Em 2008, ao ser distinguido com o Prémio Cervantes, explicou as motivações que o levaram a ser escritor: "Foi por causa estar desajustado da realidade que me rodeia, o meu país, a minha cidade, a minha época... Isso levou-me a encontrar na literatura um mundo de experiências que não tive, mas que sonhei", lembrou o diário El País em 2020, quando Juan Marsé morreu.

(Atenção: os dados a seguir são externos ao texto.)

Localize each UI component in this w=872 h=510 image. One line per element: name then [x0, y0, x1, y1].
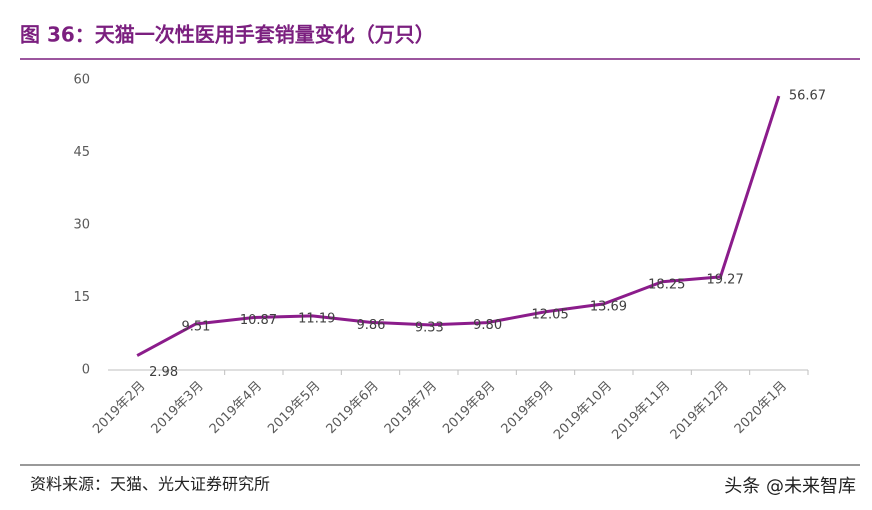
- chart-title: 图 36：天猫一次性医用手套销量变化（万只）: [20, 23, 435, 47]
- value-label: 18.25: [648, 277, 685, 292]
- x-tick-label: 2019年9月: [499, 379, 557, 437]
- y-tick-label: 60: [73, 73, 90, 88]
- x-tick-label: 2019年5月: [265, 379, 323, 437]
- value-label: 9.80: [473, 318, 502, 333]
- source-note: 资料来源：天猫、光大证券研究所: [30, 475, 270, 494]
- value-label: 12.05: [532, 307, 569, 322]
- x-tick-label: 2019年4月: [207, 379, 265, 437]
- x-tick-label: 2019年2月: [90, 379, 148, 437]
- line: [136, 95, 781, 357]
- x-tick-label: 2019年3月: [149, 379, 207, 437]
- value-label: 9.33: [415, 320, 444, 335]
- value-label: 13.69: [590, 299, 627, 314]
- x-tick-label: 2019年12月: [668, 379, 732, 443]
- y-tick-label: 15: [73, 290, 90, 305]
- value-label: 9.86: [357, 318, 386, 333]
- y-tick-label: 45: [73, 145, 90, 160]
- value-label: 10.87: [240, 313, 277, 328]
- y-tick-label: 0: [82, 363, 90, 378]
- value-label: 56.67: [789, 89, 826, 104]
- value-label: 2.98: [149, 365, 178, 380]
- x-tick-label: 2019年8月: [440, 379, 498, 437]
- value-label: 19.27: [707, 272, 744, 287]
- watermark: 头条 @未来智库: [724, 476, 856, 497]
- x-tick-label: 2020年1月: [732, 379, 790, 437]
- y-tick-label: 30: [73, 218, 90, 233]
- x-tick-label: 2019年11月: [609, 379, 673, 443]
- value-label: 11.19: [298, 311, 335, 326]
- value-label: 9.51: [182, 320, 211, 335]
- x-tick-label: 2019年7月: [382, 379, 440, 437]
- x-tick-label: 2019年6月: [324, 379, 382, 437]
- x-tick-label: 2019年10月: [551, 379, 615, 443]
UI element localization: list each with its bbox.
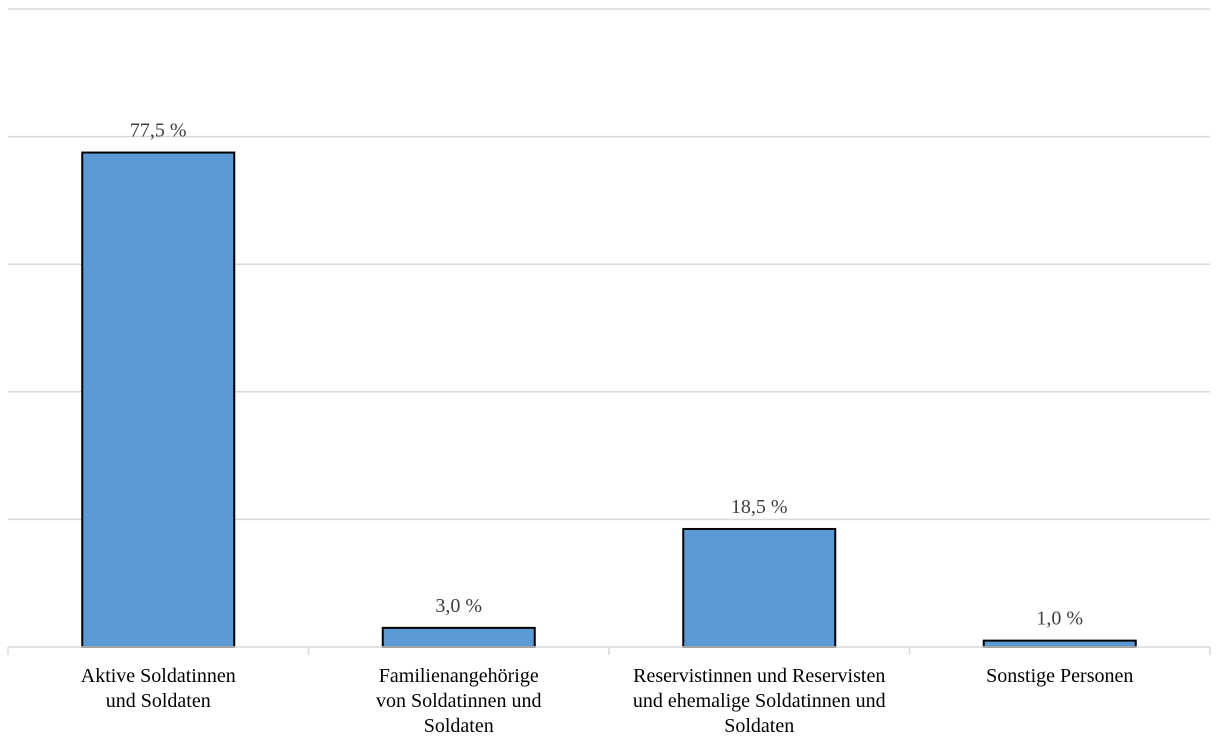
- category-label-line: Aktive Soldatinnen: [81, 665, 236, 687]
- category-label-line: Soldaten: [724, 715, 794, 737]
- data-label: 18,5 %: [731, 496, 788, 518]
- bar: [81, 151, 236, 649]
- data-label: 77,5 %: [130, 120, 187, 142]
- category-label-line: Soldaten: [424, 715, 494, 737]
- bar: [381, 626, 536, 648]
- category-label-line: Sonstige Personen: [986, 665, 1133, 687]
- category-label: Sonstige Personen: [986, 665, 1133, 687]
- bar: [682, 527, 837, 648]
- category-labels: Aktive Soldatinnen und Soldaten Familienan…: [81, 665, 1134, 737]
- data-label: 3,0 %: [435, 595, 482, 617]
- category-label: Reservistinnen und Reservisten und ehemal…: [633, 665, 886, 737]
- category-label: Aktive Soldatinnen und Soldaten: [81, 665, 236, 712]
- category-label-line: Reservistinnen und Reservisten: [633, 665, 885, 687]
- x-axis: [7, 646, 1211, 655]
- category-label-line: und ehemalige Soldatinnen und: [633, 690, 886, 712]
- category-label: Familienangehörige von Soldatinnen und Sol…: [376, 665, 542, 737]
- data-label: 1,0 %: [1036, 608, 1083, 630]
- data-labels: 77,5 % 3,0 % 18,5 % 1,0 %: [130, 120, 1083, 630]
- bar: [982, 639, 1137, 648]
- bars: [81, 151, 1137, 649]
- category-label-line: und Soldaten: [106, 690, 211, 712]
- category-label-line: Familienangehörige: [379, 665, 539, 687]
- category-label-line: von Soldatinnen und: [376, 690, 542, 712]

Nunca perde o entusiasmo na escrita, o brilhantismo da frase quase perfeita, a sedução de uma prosa bem articulada e até sonhadora. Do lado de lá do Atlântico é reconhecido com a máxima distinção (Prémio Juan Rulfo) já perto do final dos anos 90, numa fase em que as questões cardíacas voltam a manifestar-se, e apresenta "Rabos de Lagartixa" em 2000. Vai exercitando o músculo literário durante muito tempo com trabalhos como "Canções de amor no Lolita's Club" (2005). Três anos depois é-lhe atribuído o Prémio Cervantes e chega a comentar-se que "só lhe falta o Nobel". "Caligrafia dos Sonhos", de que aqui se apresenta um trecho, surge após um interregno, em 2011, e antes de "Notícias Felizes em Aviões de Papel" (2014) ou "Uma Puta Muito Querida" (2015). Só então a passagem do tempo se manifesta sob a forma de insuficiência renal. Bravo como poucos, enfrenta a doença com os dentes cerrados. Dá luta. Mas a doença impõe-se à sua vontade e o escritor morre no hospital de Sant Pau de Barcelona, a 18 de julho de 2020. O peruano Mario Vargas Llosa dita o epitáfio inigualável: "Com a morte de Marsé, Barcelona fica vazia."